Where as, the week end effect refers to tendency of stocks to exhibit relatively large returns on Fridays compared to those of Monday. Monday effect is associated to the regularities in trading pattern of individual and institutional investor related to the day of the week. We find a relative increase in trading activity by individual on Mondays, in addition, there is no tendency to increase the number of sell transactions relative to buy transaction, which might be due to information which individuals collects over the week end.
Last it’s the month end effect, that existence of positive returns only in the first half of the month, and more specifically where the last day of one month and the first three of the next month are particularly high. Which primarily due to higher month end cash flows such as salaries, dividend and interest payments.
The journal acknowledge that there might exit short term anomalies but that these will in a longer perspective be cancelled out so that the market can go back to being perfect efficient. There is no gurantee that markets will be perfect efficient in the short run however as an investor specialized Technical analysis uses from past patterns of price and the volume of trading as the basis for predicting future prices in detecting anomalies and arbitrage opportunities will not be able to attract any abnormal returns due to irregular nature of these anomalies. The random-walk evidence suggests that prices of securities are affected by news. Favorable news will push up the price and vice versa. It is therefore appropriate to question the value of technical analysis as a means of choosing security investments.
Fundamentals analysis involves using market information to determine the essential value of securities in order to identify those securities that are undervalued. However semi strong form market efficiency suggests that fundamentals analysis cannot be used to outperform the market. In an efficient market, equity research and valuation would be a costly task that provided no benefits. The odds of finding an undervalued stock should be random (50/50). Most of the time, the benefits from information collection and equity research would not cover the costs of doing the research.
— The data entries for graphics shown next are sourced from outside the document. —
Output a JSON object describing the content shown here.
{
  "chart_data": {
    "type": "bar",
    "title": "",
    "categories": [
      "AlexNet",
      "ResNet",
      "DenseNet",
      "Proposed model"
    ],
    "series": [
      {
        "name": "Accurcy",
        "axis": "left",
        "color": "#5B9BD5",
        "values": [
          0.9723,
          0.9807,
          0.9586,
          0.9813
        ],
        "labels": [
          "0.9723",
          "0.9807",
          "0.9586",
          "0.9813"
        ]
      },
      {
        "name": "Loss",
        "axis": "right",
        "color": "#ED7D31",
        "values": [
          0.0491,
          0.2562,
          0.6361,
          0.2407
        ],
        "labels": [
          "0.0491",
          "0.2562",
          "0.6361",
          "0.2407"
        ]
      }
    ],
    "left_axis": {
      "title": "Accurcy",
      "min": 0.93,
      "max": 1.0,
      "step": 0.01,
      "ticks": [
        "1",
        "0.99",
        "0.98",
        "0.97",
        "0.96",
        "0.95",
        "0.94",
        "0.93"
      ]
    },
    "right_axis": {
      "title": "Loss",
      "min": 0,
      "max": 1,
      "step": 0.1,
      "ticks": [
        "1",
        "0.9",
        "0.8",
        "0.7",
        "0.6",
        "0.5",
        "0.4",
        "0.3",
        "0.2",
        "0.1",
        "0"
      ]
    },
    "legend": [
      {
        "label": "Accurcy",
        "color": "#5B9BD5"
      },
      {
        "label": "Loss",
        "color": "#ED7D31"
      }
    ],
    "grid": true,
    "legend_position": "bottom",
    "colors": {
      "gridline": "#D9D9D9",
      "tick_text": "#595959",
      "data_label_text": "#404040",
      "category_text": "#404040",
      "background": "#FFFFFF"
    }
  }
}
For optimal investment strategies, investors are suggested should follow a passive investment strategy, which makes no attempt to beat the market. Investors should not select securities randomly according to their risk aversion or the tax positions. This dose not means that there is no portfolio management. In an efficient market, it would be superior strategy to have a randomly diversifying across securities, carrying little or no information cost and minimal execution costs in order to optimize the returns.
The basic question related to market anomalies in whether an identified anomaly is evidence of a stable and long run phenomenon which an investment strategy could be based on or if it is just as the names suggest a short term unique miss pricing.